Ken didn't say anything when I finished telling him that. He lay there on the hospital bed and kept his eyes on the ceiling.

He was a real tough guy, your father.

I leaned forward, elbows on knees.

But he loved you and you ought to know that.

He left, I heard myself say. I barely knew him.

Ken sighed, not to me but to himself. You're right, the corners of his mouth drooped, he left. Don't take this the wrong way, but sometimes your mother is hard to live with.

I can see that.

He glanced at me, then said, it wasn't all her fault though. I could never make things work. I could never bring in any money. It was hard living with me, too.

I stood up and walked over to the window so I had my back to him. I wiped my face with the palm of my hand.

You did all right, Ken.

No, I did shit.

At least you were there.

The pillowcase rustled as he turned his head.

I'm the one who left, I told him. You did good, you were there.

A nurse came in to do a final check up before discharging Ken.

***


Next morning at the motel, I unpacked and repacked. I dumped out the contents in all four panniers onto my bed. My eyes separated the necessities from the rest as if I had been doing this all my life.

Ken sat in his wheel chair looking at the floor, watching a bug crawl towards his feet.

I'll be OK, I said.

He didn't reply.

I laid the map open on the table. We were only halfway. I considered the options, then considered them again. There were only two.

You gonna get home all right? I asked.

Don't worry about me.

There was nothing left to be done. I sat down on the edge of my bed. We faced each other, staring at the opposite corners of the room.

I guess this is it, he said.

I nodded.

Maybe we'll finish it another summer. I tried to be cheerful.

He shook his head. I'm getting too old for this.

That's not true, I said. But it was.

We looked at each other.

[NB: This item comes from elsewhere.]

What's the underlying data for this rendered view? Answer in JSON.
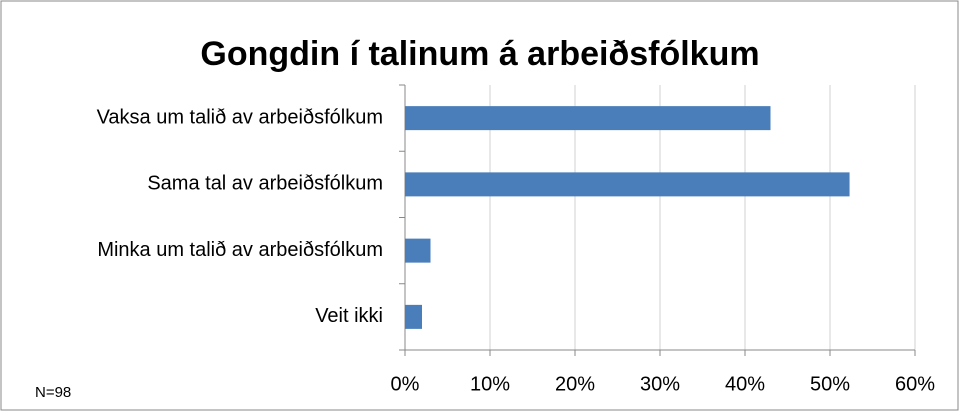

I leaned down and put both of my arms around him, over his shoulders like a mother hugging her child. Then I walked out of the room, my panniers containing half of the things from his, and his mine.




Fan Li was born in China, raised in Vancouver and now lives in Toronto. He likes to travel. If you take the first letters of all the cities he has been to and put them in chronological order, they spell gibberish. Don't waste your time.